Explain how antibody-antigen interaction is applied in RIA or ELISA.

Answer 1

• Enzyme linked immuno sorbent assay ( ELISA) is a commonly used analytical biochemistry assay, which uses the solid phase of enzyme immuno assay to detect the presece of a ligand in a liquid sample using antibodies directed against the protein to be measured.
• In simple form of ELISA, antigen from the sample is attatched to a surface.

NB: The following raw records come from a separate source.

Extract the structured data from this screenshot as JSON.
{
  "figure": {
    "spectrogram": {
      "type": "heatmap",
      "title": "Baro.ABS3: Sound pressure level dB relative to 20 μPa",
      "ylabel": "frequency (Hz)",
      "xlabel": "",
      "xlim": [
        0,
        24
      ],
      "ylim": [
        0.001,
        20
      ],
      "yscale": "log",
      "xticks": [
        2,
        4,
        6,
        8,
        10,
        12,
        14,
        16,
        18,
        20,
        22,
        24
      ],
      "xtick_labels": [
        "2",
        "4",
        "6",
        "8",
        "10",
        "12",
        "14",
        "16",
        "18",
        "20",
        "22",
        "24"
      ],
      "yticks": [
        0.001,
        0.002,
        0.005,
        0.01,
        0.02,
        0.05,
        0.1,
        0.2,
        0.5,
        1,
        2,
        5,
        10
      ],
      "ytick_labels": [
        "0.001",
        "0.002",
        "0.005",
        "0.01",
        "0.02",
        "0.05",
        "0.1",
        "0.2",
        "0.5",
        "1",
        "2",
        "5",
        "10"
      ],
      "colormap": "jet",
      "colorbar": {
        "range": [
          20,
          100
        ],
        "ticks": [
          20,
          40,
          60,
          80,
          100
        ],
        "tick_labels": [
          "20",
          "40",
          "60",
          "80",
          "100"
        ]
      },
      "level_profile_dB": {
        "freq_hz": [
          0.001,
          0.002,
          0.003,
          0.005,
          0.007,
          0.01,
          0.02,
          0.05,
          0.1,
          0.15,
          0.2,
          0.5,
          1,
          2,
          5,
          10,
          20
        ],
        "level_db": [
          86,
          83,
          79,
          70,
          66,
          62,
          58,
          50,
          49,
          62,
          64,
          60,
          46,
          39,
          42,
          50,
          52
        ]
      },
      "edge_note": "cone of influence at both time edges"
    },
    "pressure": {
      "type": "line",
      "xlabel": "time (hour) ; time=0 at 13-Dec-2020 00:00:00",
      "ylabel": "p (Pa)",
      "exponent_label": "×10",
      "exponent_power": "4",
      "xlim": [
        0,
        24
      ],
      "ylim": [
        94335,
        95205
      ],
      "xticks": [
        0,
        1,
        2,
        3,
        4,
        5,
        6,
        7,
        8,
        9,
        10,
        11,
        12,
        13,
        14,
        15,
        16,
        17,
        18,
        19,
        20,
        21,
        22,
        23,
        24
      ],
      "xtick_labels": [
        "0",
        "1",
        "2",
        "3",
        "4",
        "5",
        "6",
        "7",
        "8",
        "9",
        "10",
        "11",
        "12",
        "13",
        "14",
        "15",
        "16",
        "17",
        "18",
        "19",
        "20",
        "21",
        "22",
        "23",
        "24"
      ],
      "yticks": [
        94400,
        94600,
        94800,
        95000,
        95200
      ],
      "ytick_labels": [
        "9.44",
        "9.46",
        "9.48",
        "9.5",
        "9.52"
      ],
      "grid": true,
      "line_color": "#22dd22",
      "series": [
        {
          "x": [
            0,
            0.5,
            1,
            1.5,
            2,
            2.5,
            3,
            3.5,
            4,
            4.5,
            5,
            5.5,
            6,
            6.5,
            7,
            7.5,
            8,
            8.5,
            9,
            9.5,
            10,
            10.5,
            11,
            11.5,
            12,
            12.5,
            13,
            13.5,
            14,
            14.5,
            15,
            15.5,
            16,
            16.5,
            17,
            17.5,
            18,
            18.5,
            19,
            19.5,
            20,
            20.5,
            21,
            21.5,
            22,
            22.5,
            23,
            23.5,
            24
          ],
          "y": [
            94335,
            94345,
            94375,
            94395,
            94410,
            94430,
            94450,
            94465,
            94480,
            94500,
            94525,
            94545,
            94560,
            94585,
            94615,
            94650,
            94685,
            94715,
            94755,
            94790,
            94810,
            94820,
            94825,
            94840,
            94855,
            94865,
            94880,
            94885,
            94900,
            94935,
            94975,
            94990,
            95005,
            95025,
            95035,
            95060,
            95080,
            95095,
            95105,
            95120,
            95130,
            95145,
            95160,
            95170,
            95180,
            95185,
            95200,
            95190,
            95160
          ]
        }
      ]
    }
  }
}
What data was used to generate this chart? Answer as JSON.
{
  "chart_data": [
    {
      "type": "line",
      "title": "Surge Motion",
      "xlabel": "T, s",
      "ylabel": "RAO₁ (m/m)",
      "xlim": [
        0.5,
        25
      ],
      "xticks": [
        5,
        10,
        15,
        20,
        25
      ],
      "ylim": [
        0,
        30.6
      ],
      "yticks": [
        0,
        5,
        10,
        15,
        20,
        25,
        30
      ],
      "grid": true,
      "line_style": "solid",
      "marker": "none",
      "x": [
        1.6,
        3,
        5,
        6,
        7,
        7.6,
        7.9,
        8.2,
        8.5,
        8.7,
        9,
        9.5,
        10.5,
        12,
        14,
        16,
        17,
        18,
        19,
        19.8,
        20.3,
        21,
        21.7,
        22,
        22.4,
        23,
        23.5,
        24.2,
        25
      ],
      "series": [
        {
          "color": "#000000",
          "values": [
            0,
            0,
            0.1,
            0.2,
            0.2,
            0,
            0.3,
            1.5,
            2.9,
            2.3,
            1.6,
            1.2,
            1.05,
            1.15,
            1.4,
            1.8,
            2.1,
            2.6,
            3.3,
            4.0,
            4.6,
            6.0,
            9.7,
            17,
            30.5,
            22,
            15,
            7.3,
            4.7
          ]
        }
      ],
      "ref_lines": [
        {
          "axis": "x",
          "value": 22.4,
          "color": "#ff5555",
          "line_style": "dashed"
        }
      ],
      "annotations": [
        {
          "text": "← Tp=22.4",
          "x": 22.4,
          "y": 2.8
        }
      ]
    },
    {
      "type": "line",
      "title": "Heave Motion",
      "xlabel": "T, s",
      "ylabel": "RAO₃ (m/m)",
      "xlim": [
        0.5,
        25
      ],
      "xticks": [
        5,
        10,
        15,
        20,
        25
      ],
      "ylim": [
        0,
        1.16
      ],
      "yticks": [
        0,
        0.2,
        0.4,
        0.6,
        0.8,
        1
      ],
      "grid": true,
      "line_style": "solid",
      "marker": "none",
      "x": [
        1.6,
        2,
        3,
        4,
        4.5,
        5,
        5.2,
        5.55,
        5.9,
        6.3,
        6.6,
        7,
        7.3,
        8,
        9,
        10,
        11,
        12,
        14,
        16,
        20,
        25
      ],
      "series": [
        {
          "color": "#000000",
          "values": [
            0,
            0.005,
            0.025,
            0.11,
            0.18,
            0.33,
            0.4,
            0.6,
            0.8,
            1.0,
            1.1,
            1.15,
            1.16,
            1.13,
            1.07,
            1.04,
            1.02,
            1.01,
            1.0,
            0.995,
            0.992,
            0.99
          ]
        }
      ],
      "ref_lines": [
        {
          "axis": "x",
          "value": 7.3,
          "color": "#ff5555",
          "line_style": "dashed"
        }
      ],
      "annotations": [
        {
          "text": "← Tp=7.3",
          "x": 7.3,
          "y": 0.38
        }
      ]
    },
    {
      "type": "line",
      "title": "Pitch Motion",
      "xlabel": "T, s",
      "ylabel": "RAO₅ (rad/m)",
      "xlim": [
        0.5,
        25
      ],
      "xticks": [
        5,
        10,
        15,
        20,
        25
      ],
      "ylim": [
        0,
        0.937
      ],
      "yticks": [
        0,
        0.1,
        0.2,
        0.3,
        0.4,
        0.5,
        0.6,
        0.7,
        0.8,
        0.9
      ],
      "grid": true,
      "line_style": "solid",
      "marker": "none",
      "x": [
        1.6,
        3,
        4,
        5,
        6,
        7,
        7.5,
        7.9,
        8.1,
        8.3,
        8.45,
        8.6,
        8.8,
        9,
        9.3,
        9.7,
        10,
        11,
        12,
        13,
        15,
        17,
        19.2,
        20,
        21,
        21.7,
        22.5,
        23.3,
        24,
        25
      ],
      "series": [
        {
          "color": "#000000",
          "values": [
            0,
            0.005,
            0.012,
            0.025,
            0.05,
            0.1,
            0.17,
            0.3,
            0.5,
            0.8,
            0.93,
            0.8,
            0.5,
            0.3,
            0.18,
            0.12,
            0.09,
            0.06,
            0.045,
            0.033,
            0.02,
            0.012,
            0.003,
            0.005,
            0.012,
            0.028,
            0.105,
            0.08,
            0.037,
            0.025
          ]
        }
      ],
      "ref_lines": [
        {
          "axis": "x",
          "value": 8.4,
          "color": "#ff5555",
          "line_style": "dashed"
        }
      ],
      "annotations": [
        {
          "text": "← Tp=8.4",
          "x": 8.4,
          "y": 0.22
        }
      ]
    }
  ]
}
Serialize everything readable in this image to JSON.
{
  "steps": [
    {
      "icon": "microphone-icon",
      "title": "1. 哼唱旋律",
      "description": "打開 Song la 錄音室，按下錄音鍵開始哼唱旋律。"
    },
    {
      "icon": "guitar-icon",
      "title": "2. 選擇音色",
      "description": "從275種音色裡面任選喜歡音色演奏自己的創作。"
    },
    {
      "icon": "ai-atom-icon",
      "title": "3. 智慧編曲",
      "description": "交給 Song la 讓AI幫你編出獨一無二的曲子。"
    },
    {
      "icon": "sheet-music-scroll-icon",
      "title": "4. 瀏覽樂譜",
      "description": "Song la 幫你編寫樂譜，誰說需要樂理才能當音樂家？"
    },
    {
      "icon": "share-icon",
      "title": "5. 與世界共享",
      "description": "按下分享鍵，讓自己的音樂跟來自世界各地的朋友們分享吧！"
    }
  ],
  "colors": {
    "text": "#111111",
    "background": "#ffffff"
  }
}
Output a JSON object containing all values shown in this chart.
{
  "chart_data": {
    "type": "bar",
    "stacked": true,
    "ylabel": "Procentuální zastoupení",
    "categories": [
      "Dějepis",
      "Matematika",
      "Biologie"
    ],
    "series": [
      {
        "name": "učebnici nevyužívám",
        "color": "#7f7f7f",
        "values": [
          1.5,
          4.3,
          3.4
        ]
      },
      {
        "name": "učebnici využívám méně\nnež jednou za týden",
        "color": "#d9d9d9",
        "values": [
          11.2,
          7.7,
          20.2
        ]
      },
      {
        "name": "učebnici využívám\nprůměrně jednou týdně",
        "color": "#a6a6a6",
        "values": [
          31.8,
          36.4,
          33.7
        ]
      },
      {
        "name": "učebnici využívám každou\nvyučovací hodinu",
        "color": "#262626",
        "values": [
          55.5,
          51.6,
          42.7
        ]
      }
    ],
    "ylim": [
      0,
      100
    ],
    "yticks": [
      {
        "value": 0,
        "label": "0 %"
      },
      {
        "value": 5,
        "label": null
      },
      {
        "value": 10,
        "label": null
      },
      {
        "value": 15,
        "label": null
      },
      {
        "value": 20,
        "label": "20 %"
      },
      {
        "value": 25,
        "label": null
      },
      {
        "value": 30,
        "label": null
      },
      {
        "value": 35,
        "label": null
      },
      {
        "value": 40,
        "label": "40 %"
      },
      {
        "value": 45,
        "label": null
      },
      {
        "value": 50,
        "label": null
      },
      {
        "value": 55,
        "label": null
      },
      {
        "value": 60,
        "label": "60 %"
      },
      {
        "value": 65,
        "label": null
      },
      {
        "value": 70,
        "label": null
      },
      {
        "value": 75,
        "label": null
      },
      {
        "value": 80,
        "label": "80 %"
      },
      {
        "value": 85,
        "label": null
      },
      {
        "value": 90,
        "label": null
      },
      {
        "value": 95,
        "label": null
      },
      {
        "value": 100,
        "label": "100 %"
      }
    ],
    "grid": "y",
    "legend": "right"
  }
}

• Then a matching antibody is applied over the surface so it can bind to antigen.This antibody is linked to an enzyme , and in the final step the substance containing enzyme's substrate is added .
• The subsequent reaction produce detectable signal, most commonly a colour change.
• There are 4 types ELISA, they are Direct ELISA, Sandwich ELISA, Competitive ELISA, Reverse ELISA.
• Radio immuno assay (RIA) is an invitro assay which measures the presence of antigen with high sensitivity.
• The target antigen is labeled radioactively and bound to specific antibodies ,with limited and known amount of specific antibody is added.
• A blood sample is added to initiate a competitive reaction of labeled antigen from the preparation, with unlabeled antigen from serum sample,with specific antibodies.
• Th competition for antibodies will provide certain amount of labelled antigen, this amount is proportional to ratio of labeled to unlabeled antigen.
• A binding curve is obtained which allows the amount of antigen in the patients serum is derived,which means concentration of unlabeled antigen is increased , more of its bind to antibody.Bound antigen are separated from unbound one and radioactivity of free antigen in the remaining supernatant is measured.
• A binding curve can be generated using a known standard , which allows the amount of antigen in the patient's serum to be derived.